A5 Skin 최종 구성 (Track 2a, 3-fold LOMO):

  • MHU-2: OSD-238 (dorsal) + OSD-239 (femoral) 병합 → 35 binary samples
  • RR-6: OSD-243 → 37 binary samples
  • RR-7: OSD-254 C57BL/6J 서브셋 → 30 binary samples

Notes on Excluded Studies

GLDS-168 / OSD-168 — DUPLICATE

OSD-168 is a reprocessed combination of OSD-48 (RR-1) + OSD-137 (RR-3) liver data. Including in Category A would cause sample duplication across LOMO train/test folds. Use only in Category J (J1): pipeline version comparison (v1 vs v2 vs v3). Reference: DESIGN_DECISIONS.md DD-05

OSD-25 (STS-135) — Track 2b only

Uses BALB/c mouse strain, not C57BL/6J. Excluded from Track 2a (primary analysis). Track 2b (secondary, supplementary): included as cross-strain experiment. Reference: DESIGN_DECISIONS.md DD-06

OSD-240/241 (RR-5 Skin) — Track 2b only

BAL-TAL strain (BALB/c × C57BL/6 cross or similar), NOT C57BL/6J. Excluded from Track 2a (A5). Future Track 2b cross-strain analysis candidate. Sample IDs include "BAL-TAL" prefix (confirmed from SampleTable condition strings).

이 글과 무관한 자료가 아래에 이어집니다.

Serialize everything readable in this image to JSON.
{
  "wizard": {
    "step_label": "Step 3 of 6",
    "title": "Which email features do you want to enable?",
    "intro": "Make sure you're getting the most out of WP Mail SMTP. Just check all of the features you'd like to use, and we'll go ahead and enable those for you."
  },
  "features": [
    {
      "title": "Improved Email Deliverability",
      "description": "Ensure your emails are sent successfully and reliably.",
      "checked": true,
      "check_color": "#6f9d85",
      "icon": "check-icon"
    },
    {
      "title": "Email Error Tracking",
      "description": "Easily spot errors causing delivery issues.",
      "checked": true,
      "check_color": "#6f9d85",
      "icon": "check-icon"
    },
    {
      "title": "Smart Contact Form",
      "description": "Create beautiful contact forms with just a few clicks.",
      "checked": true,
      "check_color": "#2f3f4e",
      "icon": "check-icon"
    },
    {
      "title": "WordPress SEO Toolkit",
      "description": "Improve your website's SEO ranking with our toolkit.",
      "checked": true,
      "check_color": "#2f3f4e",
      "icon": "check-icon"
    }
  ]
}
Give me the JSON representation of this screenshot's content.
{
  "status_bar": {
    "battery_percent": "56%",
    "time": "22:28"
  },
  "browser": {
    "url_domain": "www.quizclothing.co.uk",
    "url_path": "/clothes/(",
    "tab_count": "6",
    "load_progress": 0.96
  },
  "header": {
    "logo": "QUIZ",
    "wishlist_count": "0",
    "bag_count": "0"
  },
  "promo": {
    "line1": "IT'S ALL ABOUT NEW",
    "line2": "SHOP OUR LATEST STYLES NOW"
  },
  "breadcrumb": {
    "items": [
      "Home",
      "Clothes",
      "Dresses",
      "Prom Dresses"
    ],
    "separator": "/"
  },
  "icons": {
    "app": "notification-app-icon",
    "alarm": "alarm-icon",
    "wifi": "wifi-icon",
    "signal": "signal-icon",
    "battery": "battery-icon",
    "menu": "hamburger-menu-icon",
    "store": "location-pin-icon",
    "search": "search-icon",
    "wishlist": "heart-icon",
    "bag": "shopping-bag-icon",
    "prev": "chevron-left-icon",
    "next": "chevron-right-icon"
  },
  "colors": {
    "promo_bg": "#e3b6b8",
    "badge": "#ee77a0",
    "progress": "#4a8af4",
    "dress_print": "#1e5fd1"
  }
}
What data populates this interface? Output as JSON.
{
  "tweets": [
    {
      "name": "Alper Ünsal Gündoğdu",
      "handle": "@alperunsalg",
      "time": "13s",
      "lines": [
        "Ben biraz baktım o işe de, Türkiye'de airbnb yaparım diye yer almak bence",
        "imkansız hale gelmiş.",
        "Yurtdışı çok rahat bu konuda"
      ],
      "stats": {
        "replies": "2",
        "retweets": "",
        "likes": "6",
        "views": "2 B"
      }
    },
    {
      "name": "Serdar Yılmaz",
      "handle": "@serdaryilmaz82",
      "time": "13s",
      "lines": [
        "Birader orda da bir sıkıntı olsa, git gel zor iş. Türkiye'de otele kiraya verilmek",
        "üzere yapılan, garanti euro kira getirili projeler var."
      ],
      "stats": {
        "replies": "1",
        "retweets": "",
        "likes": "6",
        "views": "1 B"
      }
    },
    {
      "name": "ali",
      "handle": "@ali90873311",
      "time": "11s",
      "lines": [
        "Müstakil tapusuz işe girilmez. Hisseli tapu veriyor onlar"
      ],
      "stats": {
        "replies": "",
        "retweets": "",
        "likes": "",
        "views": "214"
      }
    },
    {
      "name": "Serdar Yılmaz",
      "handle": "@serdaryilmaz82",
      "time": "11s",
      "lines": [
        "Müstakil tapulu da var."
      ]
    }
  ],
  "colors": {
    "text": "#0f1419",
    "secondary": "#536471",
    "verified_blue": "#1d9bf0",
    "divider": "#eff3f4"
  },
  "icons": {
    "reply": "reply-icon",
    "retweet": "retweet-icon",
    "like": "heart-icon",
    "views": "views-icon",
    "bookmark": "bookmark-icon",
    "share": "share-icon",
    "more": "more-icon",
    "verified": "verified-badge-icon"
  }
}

OSD-254 (RR-7 Skin) — C57BL/6J subset extracted

Mixed strain study: C57BL/6J (n=50 incl. BSL) + C3H/HeJ (n=30). For Track 2a (A5): extracted C57BL/6J non-BSL samples only = 30 samples (10F + 10GC + 10VC). Time points: 25 days and 75 days post-launch (both included, treated as same RR-7 mission).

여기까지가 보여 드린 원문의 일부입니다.